Visualization and quantification of cell monolayer integrity and single cell activity using metal clad waveguide imaging based on a high numerical aperture microscope objective

Abstract

Surface plasmon resonance (SPR) was recently demonstrated by our group and others as a valuable label-free approach for real-time monitoring of changes in cell activity induced by hormones, pharmacological agents, and toxins. For a cell-based biosensing application, cells are cultured on a substrate acting as the sensing layer. Receptors present at the cell's surface recognize biomolecules in the media surrounding the cell, triggering distinct intracellular events such as cell contraction and detachment. Such changes results in refractive index changes on the surface, detectable by SPR. Like most label-free cell-based biosensing approaches, the SPR signal arises from a complex cascade of molecular events within the cell. Additional complexity originates from a heterogeneous cell response within the population. In this context, delineating the cellular events contributing to the measured SPR signal can be challenging.
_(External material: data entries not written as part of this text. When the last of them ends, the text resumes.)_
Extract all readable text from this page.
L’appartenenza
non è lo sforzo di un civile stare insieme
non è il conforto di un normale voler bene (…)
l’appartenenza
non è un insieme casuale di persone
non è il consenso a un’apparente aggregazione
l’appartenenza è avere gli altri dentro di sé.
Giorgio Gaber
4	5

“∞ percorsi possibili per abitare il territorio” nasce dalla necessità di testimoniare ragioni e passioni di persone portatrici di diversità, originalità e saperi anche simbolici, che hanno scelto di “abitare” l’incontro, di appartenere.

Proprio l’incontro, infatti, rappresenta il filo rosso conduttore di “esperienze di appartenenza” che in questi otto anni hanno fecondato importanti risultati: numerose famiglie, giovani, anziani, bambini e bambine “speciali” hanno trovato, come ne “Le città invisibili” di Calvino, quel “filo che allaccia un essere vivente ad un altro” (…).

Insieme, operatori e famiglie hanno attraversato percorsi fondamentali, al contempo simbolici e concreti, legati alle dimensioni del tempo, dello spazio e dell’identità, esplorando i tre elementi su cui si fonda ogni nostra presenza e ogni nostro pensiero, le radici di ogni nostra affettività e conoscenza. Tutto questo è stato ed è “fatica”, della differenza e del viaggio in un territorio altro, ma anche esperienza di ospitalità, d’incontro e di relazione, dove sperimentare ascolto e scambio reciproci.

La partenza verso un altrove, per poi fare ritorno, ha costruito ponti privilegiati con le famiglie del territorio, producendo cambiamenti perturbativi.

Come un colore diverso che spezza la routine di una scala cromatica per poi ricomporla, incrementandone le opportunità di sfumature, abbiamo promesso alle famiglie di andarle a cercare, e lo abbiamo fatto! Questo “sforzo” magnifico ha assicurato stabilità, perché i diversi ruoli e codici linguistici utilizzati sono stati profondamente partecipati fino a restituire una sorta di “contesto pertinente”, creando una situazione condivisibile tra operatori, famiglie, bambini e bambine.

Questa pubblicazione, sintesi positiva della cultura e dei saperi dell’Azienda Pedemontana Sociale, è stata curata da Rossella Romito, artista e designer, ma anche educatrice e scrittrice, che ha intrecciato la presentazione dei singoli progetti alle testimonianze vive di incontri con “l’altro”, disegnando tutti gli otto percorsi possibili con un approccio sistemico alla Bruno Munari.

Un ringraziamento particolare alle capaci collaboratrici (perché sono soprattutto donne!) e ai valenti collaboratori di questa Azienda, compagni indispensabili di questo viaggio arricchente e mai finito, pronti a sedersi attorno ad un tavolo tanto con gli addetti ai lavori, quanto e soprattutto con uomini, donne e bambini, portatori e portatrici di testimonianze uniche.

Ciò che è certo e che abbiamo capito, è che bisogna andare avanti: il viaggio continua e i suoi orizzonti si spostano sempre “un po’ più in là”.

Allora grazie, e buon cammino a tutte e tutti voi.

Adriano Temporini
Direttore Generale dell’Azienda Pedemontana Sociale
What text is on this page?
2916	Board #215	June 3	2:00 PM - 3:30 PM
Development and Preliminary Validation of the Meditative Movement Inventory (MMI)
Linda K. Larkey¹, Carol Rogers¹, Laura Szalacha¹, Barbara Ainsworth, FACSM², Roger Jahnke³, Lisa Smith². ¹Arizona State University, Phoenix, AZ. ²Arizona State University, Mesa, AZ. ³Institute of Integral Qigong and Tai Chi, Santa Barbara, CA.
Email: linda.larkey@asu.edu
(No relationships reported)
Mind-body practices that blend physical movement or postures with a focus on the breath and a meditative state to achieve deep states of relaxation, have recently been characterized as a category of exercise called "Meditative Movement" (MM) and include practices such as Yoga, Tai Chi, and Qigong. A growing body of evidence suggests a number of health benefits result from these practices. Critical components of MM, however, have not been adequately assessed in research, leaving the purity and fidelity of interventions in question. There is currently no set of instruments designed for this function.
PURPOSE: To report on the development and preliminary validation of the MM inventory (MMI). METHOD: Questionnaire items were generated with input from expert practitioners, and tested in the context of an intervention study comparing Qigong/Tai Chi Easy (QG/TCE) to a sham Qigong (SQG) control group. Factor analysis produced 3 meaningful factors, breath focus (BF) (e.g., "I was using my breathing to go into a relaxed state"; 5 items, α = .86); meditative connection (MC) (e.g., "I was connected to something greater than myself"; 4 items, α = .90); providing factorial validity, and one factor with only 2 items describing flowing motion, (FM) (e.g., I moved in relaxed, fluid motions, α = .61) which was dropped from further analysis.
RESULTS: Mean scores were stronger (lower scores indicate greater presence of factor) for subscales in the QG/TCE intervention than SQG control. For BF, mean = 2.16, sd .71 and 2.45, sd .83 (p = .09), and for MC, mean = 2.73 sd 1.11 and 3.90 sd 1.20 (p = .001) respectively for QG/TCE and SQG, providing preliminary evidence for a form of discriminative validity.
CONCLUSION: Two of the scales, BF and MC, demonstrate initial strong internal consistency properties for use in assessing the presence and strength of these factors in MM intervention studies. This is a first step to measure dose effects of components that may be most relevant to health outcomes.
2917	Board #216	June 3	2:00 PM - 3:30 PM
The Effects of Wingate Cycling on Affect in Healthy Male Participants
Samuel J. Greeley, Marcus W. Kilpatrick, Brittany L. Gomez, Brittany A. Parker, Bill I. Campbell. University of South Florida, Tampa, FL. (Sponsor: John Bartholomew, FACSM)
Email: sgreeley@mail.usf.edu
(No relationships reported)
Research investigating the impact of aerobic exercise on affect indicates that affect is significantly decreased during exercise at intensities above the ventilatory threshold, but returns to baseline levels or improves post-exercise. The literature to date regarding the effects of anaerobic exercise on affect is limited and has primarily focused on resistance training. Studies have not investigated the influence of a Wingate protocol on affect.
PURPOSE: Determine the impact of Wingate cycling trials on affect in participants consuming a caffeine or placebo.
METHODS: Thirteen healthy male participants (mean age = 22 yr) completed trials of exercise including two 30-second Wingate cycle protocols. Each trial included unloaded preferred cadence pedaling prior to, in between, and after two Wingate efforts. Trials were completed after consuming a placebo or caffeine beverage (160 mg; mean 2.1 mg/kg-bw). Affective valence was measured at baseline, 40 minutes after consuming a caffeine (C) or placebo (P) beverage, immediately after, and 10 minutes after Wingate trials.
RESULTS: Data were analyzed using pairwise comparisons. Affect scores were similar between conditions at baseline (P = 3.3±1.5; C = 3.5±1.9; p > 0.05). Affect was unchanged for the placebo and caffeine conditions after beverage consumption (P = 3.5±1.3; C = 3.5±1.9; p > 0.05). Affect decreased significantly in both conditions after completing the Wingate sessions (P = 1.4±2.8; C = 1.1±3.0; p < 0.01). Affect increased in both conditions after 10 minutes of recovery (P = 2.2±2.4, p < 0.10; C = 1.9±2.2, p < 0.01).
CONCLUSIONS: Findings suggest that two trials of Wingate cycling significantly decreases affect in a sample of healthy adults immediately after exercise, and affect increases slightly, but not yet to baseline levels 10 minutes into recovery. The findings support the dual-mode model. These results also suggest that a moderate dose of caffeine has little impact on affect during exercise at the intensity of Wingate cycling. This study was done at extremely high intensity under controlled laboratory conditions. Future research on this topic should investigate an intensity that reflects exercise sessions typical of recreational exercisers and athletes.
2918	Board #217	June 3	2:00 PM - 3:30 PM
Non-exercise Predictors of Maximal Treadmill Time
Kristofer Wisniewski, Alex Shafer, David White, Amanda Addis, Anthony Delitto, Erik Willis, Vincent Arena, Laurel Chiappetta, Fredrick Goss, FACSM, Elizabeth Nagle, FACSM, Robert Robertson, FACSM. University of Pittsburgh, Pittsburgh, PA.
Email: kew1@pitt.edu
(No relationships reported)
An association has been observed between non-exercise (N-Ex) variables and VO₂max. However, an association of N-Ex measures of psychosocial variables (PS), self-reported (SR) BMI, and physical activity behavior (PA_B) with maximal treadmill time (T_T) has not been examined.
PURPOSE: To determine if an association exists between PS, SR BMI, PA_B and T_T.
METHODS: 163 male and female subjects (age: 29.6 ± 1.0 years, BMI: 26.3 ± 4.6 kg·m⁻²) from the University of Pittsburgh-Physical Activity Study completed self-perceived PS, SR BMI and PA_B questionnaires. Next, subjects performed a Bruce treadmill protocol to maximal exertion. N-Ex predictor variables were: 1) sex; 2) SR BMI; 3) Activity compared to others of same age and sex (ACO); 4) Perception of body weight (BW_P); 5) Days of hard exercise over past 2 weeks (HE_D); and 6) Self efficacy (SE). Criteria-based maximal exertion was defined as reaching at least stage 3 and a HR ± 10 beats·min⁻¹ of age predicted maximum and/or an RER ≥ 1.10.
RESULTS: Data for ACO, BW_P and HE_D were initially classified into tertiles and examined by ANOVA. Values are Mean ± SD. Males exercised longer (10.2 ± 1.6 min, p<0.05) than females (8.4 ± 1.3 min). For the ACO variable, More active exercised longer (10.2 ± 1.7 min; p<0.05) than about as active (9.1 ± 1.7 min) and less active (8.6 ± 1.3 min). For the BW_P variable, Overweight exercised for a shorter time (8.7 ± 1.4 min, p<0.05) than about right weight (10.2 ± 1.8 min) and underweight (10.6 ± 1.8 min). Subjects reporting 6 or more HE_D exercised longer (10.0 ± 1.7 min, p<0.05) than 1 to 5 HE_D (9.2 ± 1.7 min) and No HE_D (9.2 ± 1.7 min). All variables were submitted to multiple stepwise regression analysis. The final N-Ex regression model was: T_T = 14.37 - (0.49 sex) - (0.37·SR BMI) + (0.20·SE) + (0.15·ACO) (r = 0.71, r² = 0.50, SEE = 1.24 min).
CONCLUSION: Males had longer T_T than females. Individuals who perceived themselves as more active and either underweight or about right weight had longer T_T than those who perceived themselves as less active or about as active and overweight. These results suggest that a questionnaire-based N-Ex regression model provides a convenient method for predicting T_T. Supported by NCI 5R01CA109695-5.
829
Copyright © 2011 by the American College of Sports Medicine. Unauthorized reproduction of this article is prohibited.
To address this problem, we used metal clad waveguide (MCWG) imaging as an alternative to SPR. MCWGs allow for a higher sensitivity and deeper evanescent field penetration depth compared to conventional SPR. Furthermore, our setup is based on a high numerical aperture microscope objective allowing us to discriminate individual cell activity within the evanescent field at a high spatial resolution. We evaluated the performance of our imaging system by detecting individual cell-cell responses within a cell monolayer exposed to endotoxins. Our findings indicate that the sensor signal during toxin exposure originates from the appearance of intracellular gaps. Further, we followed the activation of a G-protein coupled receptor (GPCR) and show that during a GPCR mediated contraction, the sensor signal represents a cell mass redistribution towards the cell center.